Estes são os primeiros casos de osteomielite varilosa identificados na América do Sul, o que é surpreendente dados os numerosos surtos de varíola que ocorreram após o contacto europeu. Nem todas as pessoas que contraem varíola apresentam alterações esqueléticas – a taxa é de cerca de 5% a 20% em crianças com menos de 5 anos – mas “esta taxa sugere que muito mais casos arqueológicos não são identificados”, escreveram os investigadores.
A varíola é uma infecção de acção rápida e não está claro há quanto tempo estas crianças tiveram a doença. “Podemos adivinhar que é possível, após o início dos sintomas, que tenham vivido com varíola durante algumas semanas”, disse o autor principal.
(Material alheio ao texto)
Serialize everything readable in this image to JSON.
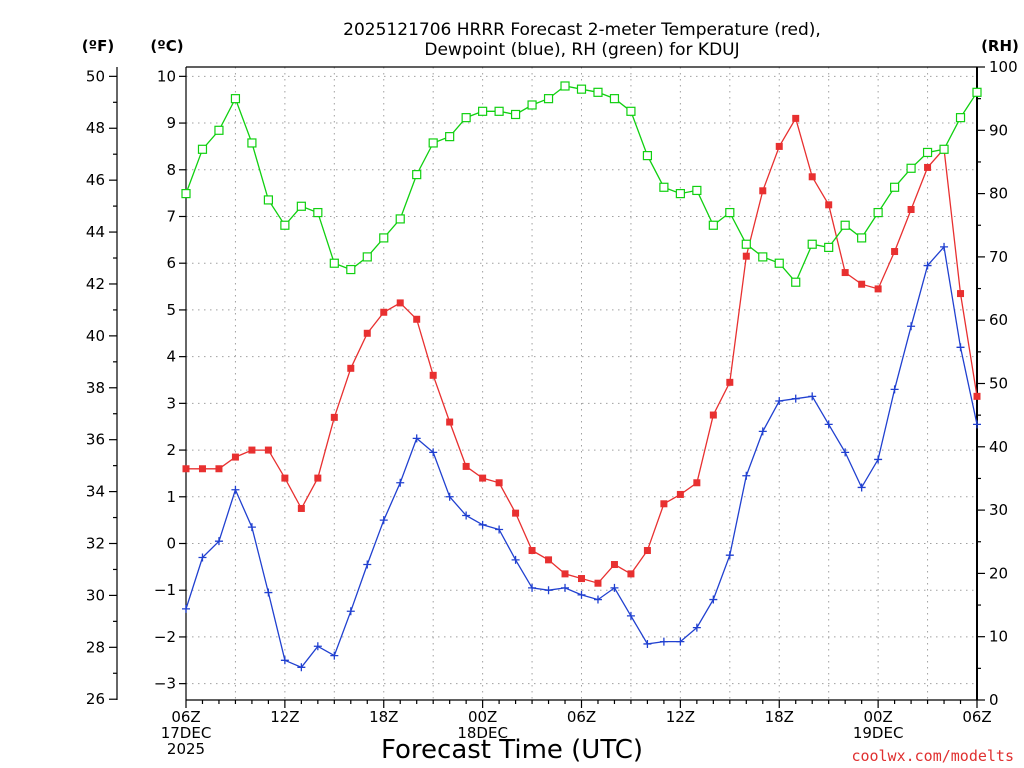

Khrystyne Tschinkel um bioarqueólogo da Universidade Hamline, em Minnesota, disse ao Live Science por e-mail, “porque houve tempo suficiente para os ossos ficarem gravemente infectados”.
Em geral, presume-se que as doenças de rápida propagação que assolaram as Américas nessa época são difíceis de identificar a partir dos ossos. Isto significa que também é difícil saber com certeza quem foi o responsável pela propagação das doenças, ou onde e quando as epidemias começaram. Mas, segundo Tschinkel, é por isso que é importante conhecer os sinais da varíola e de outras doenças infecciosas, para que esses casos possam ser devidamente diagnosticados.
A varíola existe há pelo menos três milênios, com alguns dos evidência mais antiga provenientes de erupções cutâneas características na pele de múmias egípcias. A doença causou inúmeras epidemias ao longo dos séculos, resultando em milhões de mortes, até ser erradicado em 1980 graças a uma campanha mundial de vacinação. Embora os investigadores conheçam as linhas gerais de como a varíola afetou as culturas antigas, faltam dados fiáveis sobre epidemias de pequena escala e sobre como a doença afetou as populações indígenas.
“Se começarmos a identificar mais destes casos”, disse Tschinkel, “podemos começar a criar uma melhor compreensão de como as doenças se espalharam e onde ocorreram os surtos durante o período colonial inicial”.